Published by New York State Law Reporting Bureau pursuant to Judiciary Law § 431.
This opinion is uncorrected and subject to revision before publication in the Official Reports.
STEVEN W. FISHER, J.P., MARK C. DILLON, ARIEL E. BELEN and CHERYL E. CHAMBERS, JJ.
ORDERED that the judgment is affirmed.
Viewing the entirely circumstantial evidence here in the light most favorable to the prosecution, and giving it the benefit of every reasonable inference to be drawn from it (see People v Lewis, 64 NY2d 1111, 1112; People v Contes, 60 NY2d 620), we find that it was legally sufficient to establish the defendant's guilt beyond a reasonable doubt. Moreover, in fulfilling our responsibility to conduct an independent review of the weight of the evidence (see CPL 470.15; People v Danielson, 9 NY3d 342), we nevertheless accord great deference to the jury's opportunity to view the witnesses, hear the testimony, and observe demeanor (see People v Mateo, 2 NY3d 383, cert. denied 542 US 946; People v Bleakley, 69 NY2d 490, 495). Upon reviewing the record here, we are satisfied that the verdict of guilt was not against the weight of the evidence (see People v Romero, 7 NY3d 633).

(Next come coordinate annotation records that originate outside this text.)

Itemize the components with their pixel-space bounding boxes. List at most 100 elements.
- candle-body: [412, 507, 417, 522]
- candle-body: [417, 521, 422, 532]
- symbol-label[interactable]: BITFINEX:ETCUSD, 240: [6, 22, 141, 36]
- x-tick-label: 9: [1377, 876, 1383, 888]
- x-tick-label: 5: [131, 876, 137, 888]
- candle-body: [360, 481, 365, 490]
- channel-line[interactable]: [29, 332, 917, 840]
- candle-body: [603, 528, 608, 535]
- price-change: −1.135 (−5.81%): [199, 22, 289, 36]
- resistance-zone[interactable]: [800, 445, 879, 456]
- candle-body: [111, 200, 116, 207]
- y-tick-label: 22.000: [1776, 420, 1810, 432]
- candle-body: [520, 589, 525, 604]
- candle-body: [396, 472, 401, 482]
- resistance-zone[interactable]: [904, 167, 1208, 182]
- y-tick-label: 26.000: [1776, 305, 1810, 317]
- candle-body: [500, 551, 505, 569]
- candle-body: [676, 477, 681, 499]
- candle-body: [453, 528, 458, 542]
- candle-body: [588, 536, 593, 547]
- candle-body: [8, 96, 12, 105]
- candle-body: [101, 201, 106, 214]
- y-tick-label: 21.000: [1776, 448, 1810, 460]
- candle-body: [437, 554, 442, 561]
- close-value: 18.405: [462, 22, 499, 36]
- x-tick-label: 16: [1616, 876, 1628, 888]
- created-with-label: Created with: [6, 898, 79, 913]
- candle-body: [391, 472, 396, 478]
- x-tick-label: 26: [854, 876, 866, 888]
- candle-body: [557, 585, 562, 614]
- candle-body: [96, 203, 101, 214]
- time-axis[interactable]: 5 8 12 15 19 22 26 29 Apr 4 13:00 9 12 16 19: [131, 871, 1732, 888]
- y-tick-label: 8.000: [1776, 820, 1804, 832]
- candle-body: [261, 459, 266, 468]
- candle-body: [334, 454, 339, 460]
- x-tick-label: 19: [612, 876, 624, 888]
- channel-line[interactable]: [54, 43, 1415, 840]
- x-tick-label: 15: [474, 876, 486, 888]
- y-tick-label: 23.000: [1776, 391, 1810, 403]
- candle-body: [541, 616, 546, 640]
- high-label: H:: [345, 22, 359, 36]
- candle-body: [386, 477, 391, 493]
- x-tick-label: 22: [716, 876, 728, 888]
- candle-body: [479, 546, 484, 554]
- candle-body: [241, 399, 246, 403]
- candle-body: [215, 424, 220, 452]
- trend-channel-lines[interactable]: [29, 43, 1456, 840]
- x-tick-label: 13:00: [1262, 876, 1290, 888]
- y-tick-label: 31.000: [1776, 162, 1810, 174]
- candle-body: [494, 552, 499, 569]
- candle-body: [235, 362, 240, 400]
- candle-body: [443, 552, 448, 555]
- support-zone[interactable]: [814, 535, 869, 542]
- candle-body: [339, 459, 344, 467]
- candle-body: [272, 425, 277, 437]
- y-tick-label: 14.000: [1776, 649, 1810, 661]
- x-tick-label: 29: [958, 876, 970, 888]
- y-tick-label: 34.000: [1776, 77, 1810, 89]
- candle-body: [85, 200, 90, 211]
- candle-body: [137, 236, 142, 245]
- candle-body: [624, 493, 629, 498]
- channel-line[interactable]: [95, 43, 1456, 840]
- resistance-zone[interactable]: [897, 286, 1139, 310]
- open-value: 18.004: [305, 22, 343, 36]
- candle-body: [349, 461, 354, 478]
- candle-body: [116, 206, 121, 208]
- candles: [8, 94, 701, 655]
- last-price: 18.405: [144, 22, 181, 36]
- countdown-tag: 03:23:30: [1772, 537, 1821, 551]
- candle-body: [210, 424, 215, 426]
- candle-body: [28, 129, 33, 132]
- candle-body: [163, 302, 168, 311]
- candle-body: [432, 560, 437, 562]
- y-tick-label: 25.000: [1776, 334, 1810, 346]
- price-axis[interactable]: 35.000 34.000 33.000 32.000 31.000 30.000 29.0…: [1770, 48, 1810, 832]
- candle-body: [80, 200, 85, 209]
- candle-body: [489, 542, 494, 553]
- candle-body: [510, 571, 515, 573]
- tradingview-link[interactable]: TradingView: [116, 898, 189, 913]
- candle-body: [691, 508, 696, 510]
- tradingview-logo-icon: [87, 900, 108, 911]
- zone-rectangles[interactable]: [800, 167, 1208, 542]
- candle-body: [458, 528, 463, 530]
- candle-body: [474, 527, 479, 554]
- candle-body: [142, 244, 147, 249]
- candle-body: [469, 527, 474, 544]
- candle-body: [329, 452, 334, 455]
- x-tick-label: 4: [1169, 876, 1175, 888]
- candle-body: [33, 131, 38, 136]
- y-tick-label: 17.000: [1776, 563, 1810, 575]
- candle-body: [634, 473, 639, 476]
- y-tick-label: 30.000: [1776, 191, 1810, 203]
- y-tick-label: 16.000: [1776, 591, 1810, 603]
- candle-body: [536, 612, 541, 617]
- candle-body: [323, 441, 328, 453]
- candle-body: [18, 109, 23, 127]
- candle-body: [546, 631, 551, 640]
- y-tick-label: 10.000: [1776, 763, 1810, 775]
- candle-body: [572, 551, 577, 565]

The County Court properly denied those branches of the defendant's omnibus motion which were to suppress statements he made to a detective on July 28, 2005, and to suppress as the fruit of those statements DNA evidence derived from a buccal swab taken from the defendant with his consent in the course of the interrogation. The evidence at the pretrial suppression hearing, which included an audiotape of the exchange between the detective and the defendant, established that the defendant was advised of his Miranda rights (see Miranda v Arizona, 384 US 436) and signed a card containing a waiver of his rights. Moreover, to the extent that the defendant did not give an explicit oral waiver of his rights, the court correctly found an implicit waiver from uncontradicted evidence that the defendant understood his rights and willingly proceeded to answer the detective's questions during interrogation (see People v Sirno, 76 NY2d 967, 968; People v Gill, 20 AD3d 434; People v Hastings, 282 AD2d 545, 546).

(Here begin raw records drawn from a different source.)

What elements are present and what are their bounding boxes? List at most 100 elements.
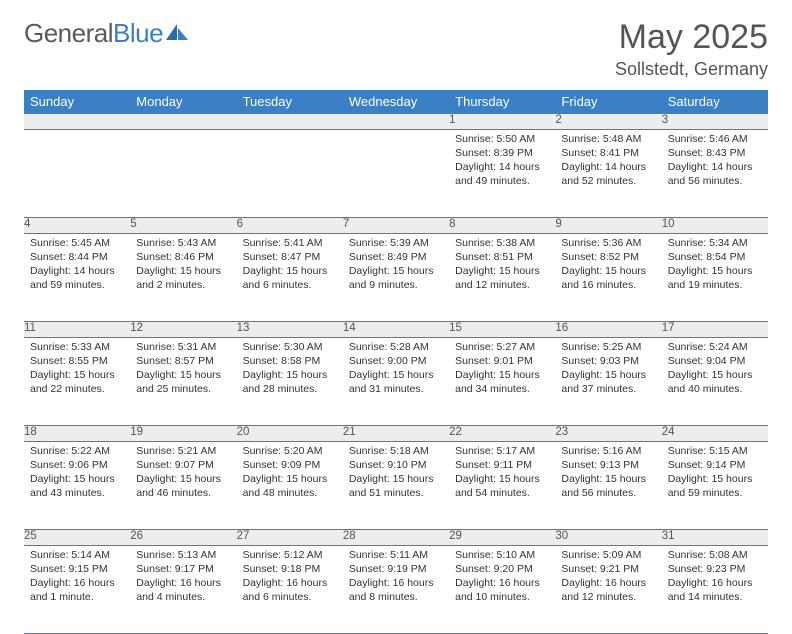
day-cell: Sunrise: 5:50 AMSunset: 8:39 PMDaylight:… — [449, 130, 555, 218]
day-cell: Sunrise: 5:38 AMSunset: 8:51 PMDaylight:… — [449, 234, 555, 322]
sunrise-text: Sunrise: 5:41 AM — [243, 237, 337, 251]
day-cell-body: Sunrise: 5:15 AMSunset: 9:14 PMDaylight:… — [662, 442, 768, 504]
sunset-text: Sunset: 9:21 PM — [561, 563, 655, 577]
day-cell-body: Sunrise: 5:38 AMSunset: 8:51 PMDaylight:… — [449, 234, 555, 296]
sunset-text: Sunset: 9:13 PM — [561, 459, 655, 473]
sunrise-text: Sunrise: 5:08 AM — [668, 549, 762, 563]
day-cell: Sunrise: 5:45 AMSunset: 8:44 PMDaylight:… — [24, 234, 130, 322]
sunrise-text: Sunrise: 5:48 AM — [561, 133, 655, 147]
day-body-row: Sunrise: 5:33 AMSunset: 8:55 PMDaylight:… — [24, 338, 768, 426]
day-cell-body: Sunrise: 5:36 AMSunset: 8:52 PMDaylight:… — [555, 234, 661, 296]
day-cell-body: Sunrise: 5:28 AMSunset: 9:00 PMDaylight:… — [343, 338, 449, 400]
day-number-cell: 28 — [343, 530, 449, 546]
day-number-cell: 27 — [237, 530, 343, 546]
day-cell-body: Sunrise: 5:25 AMSunset: 9:03 PMDaylight:… — [555, 338, 661, 400]
day-cell-body — [24, 130, 130, 137]
daylight-text: Daylight: 15 hours and 54 minutes. — [455, 473, 549, 501]
sunrise-text: Sunrise: 5:34 AM — [668, 237, 762, 251]
day-cell-body: Sunrise: 5:33 AMSunset: 8:55 PMDaylight:… — [24, 338, 130, 400]
sunset-text: Sunset: 9:07 PM — [136, 459, 230, 473]
daylight-text: Daylight: 14 hours and 49 minutes. — [455, 161, 549, 189]
day-number-cell: 2 — [555, 114, 661, 130]
daylight-text: Daylight: 15 hours and 40 minutes. — [668, 369, 762, 397]
day-cell-body: Sunrise: 5:10 AMSunset: 9:20 PMDaylight:… — [449, 546, 555, 608]
sunset-text: Sunset: 8:52 PM — [561, 251, 655, 265]
day-cell-body: Sunrise: 5:11 AMSunset: 9:19 PMDaylight:… — [343, 546, 449, 608]
day-cell: Sunrise: 5:39 AMSunset: 8:49 PMDaylight:… — [343, 234, 449, 322]
sunset-text: Sunset: 8:39 PM — [455, 147, 549, 161]
sunrise-text: Sunrise: 5:09 AM — [561, 549, 655, 563]
weekday-header: Thursday — [449, 90, 555, 114]
day-number-cell: 14 — [343, 322, 449, 338]
daylight-text: Daylight: 16 hours and 6 minutes. — [243, 577, 337, 605]
day-number-cell: 29 — [449, 530, 555, 546]
day-cell: Sunrise: 5:17 AMSunset: 9:11 PMDaylight:… — [449, 442, 555, 530]
day-cell — [343, 130, 449, 218]
sunset-text: Sunset: 8:54 PM — [668, 251, 762, 265]
day-cell: Sunrise: 5:33 AMSunset: 8:55 PMDaylight:… — [24, 338, 130, 426]
weekday-header: Sunday — [24, 90, 130, 114]
day-number-cell: 6 — [237, 218, 343, 234]
sunrise-text: Sunrise: 5:13 AM — [136, 549, 230, 563]
sunrise-text: Sunrise: 5:15 AM — [668, 445, 762, 459]
day-body-row: Sunrise: 5:22 AMSunset: 9:06 PMDaylight:… — [24, 442, 768, 530]
day-number-row: 25262728293031 — [24, 530, 768, 546]
sunset-text: Sunset: 8:49 PM — [349, 251, 443, 265]
day-cell: Sunrise: 5:28 AMSunset: 9:00 PMDaylight:… — [343, 338, 449, 426]
sunrise-text: Sunrise: 5:17 AM — [455, 445, 549, 459]
sunrise-text: Sunrise: 5:22 AM — [30, 445, 124, 459]
day-cell-body: Sunrise: 5:41 AMSunset: 8:47 PMDaylight:… — [237, 234, 343, 296]
sunrise-text: Sunrise: 5:12 AM — [243, 549, 337, 563]
day-number-cell: 5 — [130, 218, 236, 234]
brand-part1: General — [24, 18, 113, 49]
sunset-text: Sunset: 9:17 PM — [136, 563, 230, 577]
sunrise-text: Sunrise: 5:39 AM — [349, 237, 443, 251]
day-body-row: Sunrise: 5:14 AMSunset: 9:15 PMDaylight:… — [24, 546, 768, 634]
day-cell-body: Sunrise: 5:09 AMSunset: 9:21 PMDaylight:… — [555, 546, 661, 608]
brand-logo: GeneralBlue — [24, 18, 188, 49]
sunrise-text: Sunrise: 5:45 AM — [30, 237, 124, 251]
day-number-cell: 3 — [662, 114, 768, 130]
sunrise-text: Sunrise: 5:33 AM — [30, 341, 124, 355]
day-cell-body: Sunrise: 5:12 AMSunset: 9:18 PMDaylight:… — [237, 546, 343, 608]
day-cell-body: Sunrise: 5:18 AMSunset: 9:10 PMDaylight:… — [343, 442, 449, 504]
daylight-text: Daylight: 15 hours and 28 minutes. — [243, 369, 337, 397]
day-number-cell: 8 — [449, 218, 555, 234]
sunset-text: Sunset: 8:57 PM — [136, 355, 230, 369]
day-number-cell: 16 — [555, 322, 661, 338]
title-block: May 2025 Sollstedt, Germany — [615, 18, 768, 80]
sunset-text: Sunset: 8:44 PM — [30, 251, 124, 265]
day-number-cell: 13 — [237, 322, 343, 338]
day-cell-body: Sunrise: 5:24 AMSunset: 9:04 PMDaylight:… — [662, 338, 768, 400]
day-cell — [130, 130, 236, 218]
day-cell-body: Sunrise: 5:13 AMSunset: 9:17 PMDaylight:… — [130, 546, 236, 608]
day-number-row: 123 — [24, 114, 768, 130]
daylight-text: Daylight: 15 hours and 6 minutes. — [243, 265, 337, 293]
sunset-text: Sunset: 8:58 PM — [243, 355, 337, 369]
daylight-text: Daylight: 15 hours and 31 minutes. — [349, 369, 443, 397]
daylight-text: Daylight: 16 hours and 10 minutes. — [455, 577, 549, 605]
sunrise-text: Sunrise: 5:28 AM — [349, 341, 443, 355]
day-cell: Sunrise: 5:13 AMSunset: 9:17 PMDaylight:… — [130, 546, 236, 634]
weekday-header: Tuesday — [237, 90, 343, 114]
day-cell: Sunrise: 5:20 AMSunset: 9:09 PMDaylight:… — [237, 442, 343, 530]
day-number-cell: 21 — [343, 426, 449, 442]
daylight-text: Daylight: 14 hours and 59 minutes. — [30, 265, 124, 293]
sunrise-text: Sunrise: 5:27 AM — [455, 341, 549, 355]
sunset-text: Sunset: 9:20 PM — [455, 563, 549, 577]
daylight-text: Daylight: 16 hours and 12 minutes. — [561, 577, 655, 605]
day-number-cell: 22 — [449, 426, 555, 442]
daylight-text: Daylight: 15 hours and 43 minutes. — [30, 473, 124, 501]
day-number-row: 11121314151617 — [24, 322, 768, 338]
day-number-cell — [24, 114, 130, 130]
sunrise-text: Sunrise: 5:14 AM — [30, 549, 124, 563]
day-number-cell: 9 — [555, 218, 661, 234]
day-cell: Sunrise: 5:09 AMSunset: 9:21 PMDaylight:… — [555, 546, 661, 634]
sunset-text: Sunset: 8:41 PM — [561, 147, 655, 161]
day-cell-body: Sunrise: 5:50 AMSunset: 8:39 PMDaylight:… — [449, 130, 555, 192]
day-number-cell — [130, 114, 236, 130]
daylight-text: Daylight: 15 hours and 51 minutes. — [349, 473, 443, 501]
weekday-header: Monday — [130, 90, 236, 114]
sunset-text: Sunset: 9:04 PM — [668, 355, 762, 369]
day-cell: Sunrise: 5:48 AMSunset: 8:41 PMDaylight:… — [555, 130, 661, 218]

Contrary to the defendant's contentions, the court did not improvidently exercise its discretion in admitting into evidence a videotape of the crime scene and certain photographs depicting the decedent's body at the scene of the homicide and at her autopsy. Under the facts of this case, the videotape and the photographs were probative in that they tended to establish the elements of the murder charges and to corroborate the witnesses' testimony (see People v Chandler, 51 AD3d 941, 942), and were not admitted for the sole purpose of arousing the emotions of the jury or of prejudicing the defendant (see People v Wood, 79 NY2d 958, 960; People v Pobliner, 32 NY2d 356, 369).
The defendant's remaining contentions are without merit.
FISHER, J.P., DILLON, BELEN and CHAMBERS, JJ., concur.